El verano ya no es lo que era
La carretera nacional es tuya
En los 60 había una clase media que tenía nevera y televisor y que se desplazaba en un Seat 600
Yo fui uno de los muchos españoles que tuvo un Seat 600. Era de color naranja, de tercera mano, renqueaba al subir las cuestas y lo había comprado a medias con un amigo para viajar a Suiza. Allí trabajábamos en una fábrica de hilo de nylon en Lucerna, junto al lago de los Cuatro Cantones. Corría el verano de 1975. Una radiante tarde de julio, decidimos ir de excursión a Interlaken. Pero nos fallaron los frenos y nos chocamos contra una camioneta de Correos. El coche quedó totalmente destrozado, pero salimos ilesos, sin el menor rasguño.
Todavía no sé cómo se enteró mi padre, pero me llamó por teléfono dos días después para preguntarme por el accidente. Estaba informado de todos los detalles. Cuando se nos acabó el contrato y volvimos a Madrid, Franco se puso enfermo y murió unos meses después. Nos hallábamos en el país helvético cuando el régimen ejecutó a finales de septiembre a cinco jóvenes militantes del FRAP y de ETA. Hubo una manifestación en Ginebra para protestar. Fue el último estertor del franquismo.
Con el dictador se fue también la España de aquellos años, la década de los 60 y el comienzo de los 70, en la que se creó una clase media que tenía nevera y televisor, que empezaba a disfrutar de vacaciones de verano y que se desplazaba en 600 por carreteras de un solo carril, llenas de baches, que pasaban por el centro de las ciudades.
En agosto de 1969, mi padre nos metió en su Seat 1500 amarillo para pasar un par de semanas en un hostal de Alicante. Salimos de Burgos y nos paramos en La Roda para dormir en un hotel de carretera. Tardamos unas 30 horas en recorrer el trayecto, pero aquel verano fuimos muy felices en una playa de San Juan donde se comía un maravilloso arroz negro en un chiringuito y todavía se podía aparcar a unos metros del mar.

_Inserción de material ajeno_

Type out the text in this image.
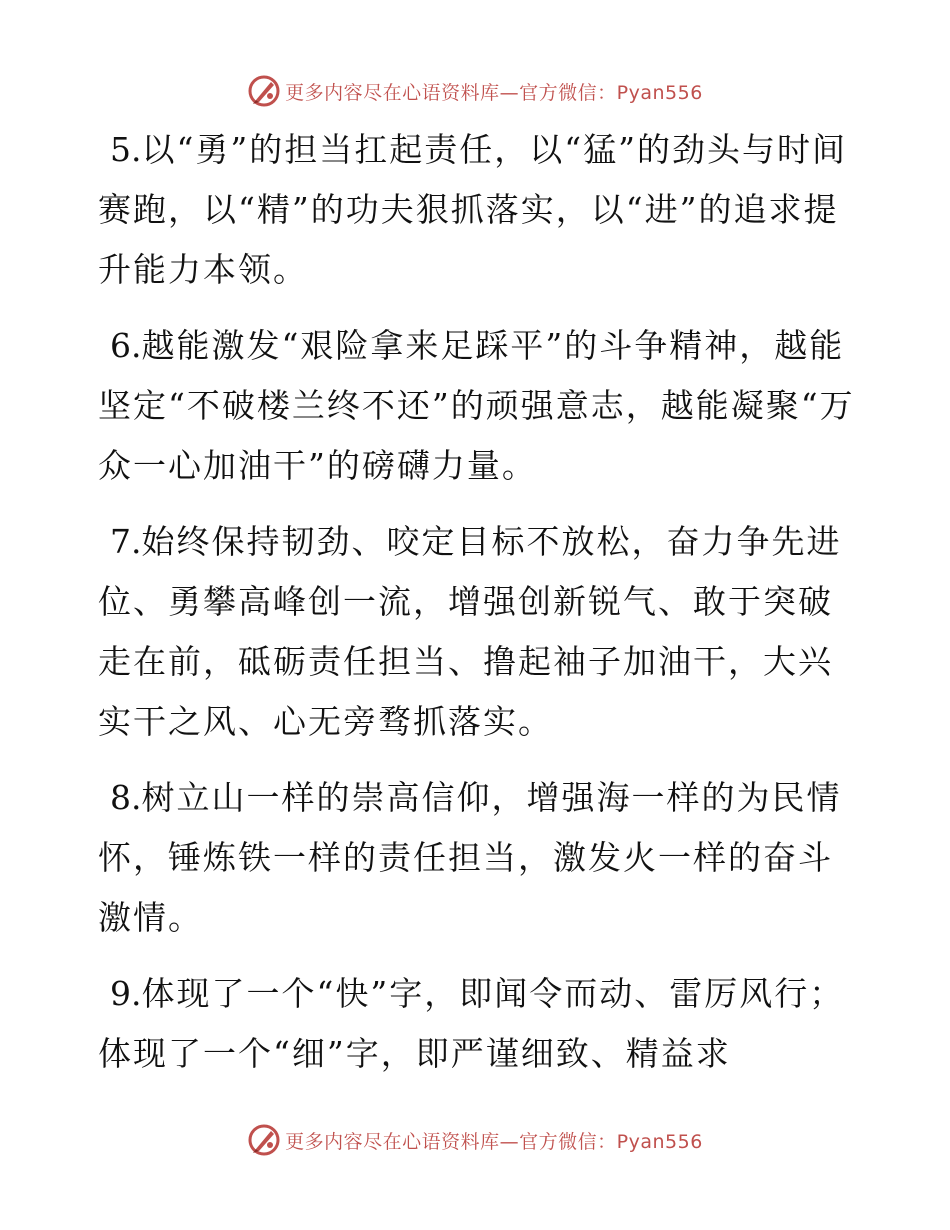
更多内容尽在心语资料库—官方微信：Pyan556

5.以“勇”的担当扛起责任，以“猛”的劲头与时间赛跑，以“精”的功夫狠抓落实，以“进”的追求提升能力本领。

6.越能激发“艰险拿来足踩平”的斗争精神，越能坚定“不破楼兰终不还”的顽强意志，越能凝聚“万众一心加油干”的磅礴力量。

7.始终保持韧劲、咬定目标不放松，奋力争先进位、勇攀高峰创一流，增强创新锐气、敢于突破走在前，砥砺责任担当、撸起袖子加油干，大兴实干之风、心无旁骛抓落实。

8.树立山一样的崇高信仰，增强海一样的为民情怀，锤炼铁一样的责任担当，激发火一样的奋斗激情。

9.体现了一个“快”字，即闻令而动、雷厉风行；体现了一个“细”字，即严谨细致、精益求

更多内容尽在心语资料库—官方微信：Pyan556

El coche de mi padre era grande, aunque viajábamos apretujados toda la familia junto a las maletas, la sombrilla, las sillas y los enseres que mi madre se llevaba en las vacaciones. Por aquel entonces, la mitad de los vehículos que circulaban por los incómodos caminos eran aquellos 600 en los que, desafiando a las leyes de la física, cabían siete u ocho personas, además del equipaje.
Eran otros tiempos y no había normas que limitaran el número de pasajeros, ni era obligatorio el uso de cinturones de seguridad ni se revisaban los coches ni se ponían topes a la velocidad. En realidad, desconocíamos el lado peligroso del progreso tecnológico y económico porque España era un país en vías de desarrollo, como se decía entonces, en el que todavía poseer un automóvil era un signo de estatus social.
Recuerdo una famosa canción compuesta por Moncho Alpuente, que murió hace algunos años, que rezaba: «adelante hombre del 600, la carretera nacional es tuya». Efectivamente había una tipología del dueño del 600, que era un personaje que fumaba Ducados, bebía whisky Dyc y los domingos se desahogaba insultando al árbitro en un campo de fútbol.
En aquella España, existía la censura, que cortaba las escenas de sexo en las películas, no había libertad de prensa y los diputados de las Cortes, designados a dedo, vestían camisa azul y aclamaban a Franco. Billy El Niño campaba a sus anchas por la Complutense, rodeado de una pandilla de matones.
Pero en aquel país empezaban a soplar los aires de cambio que venían con el turismo, las vanguardias obreras y universitarias y unas élites burguesas que no se reconocían en un régimen autoritario y mediocre, exaltado en unos telediarios infumables y donde todavía era obligatorio emitir el parte radiofónico de las dos. No echamos de menos nada de aquello, pero sí una adolescencia en la que, menos en los Reyes Magos, creíamos en casi todo.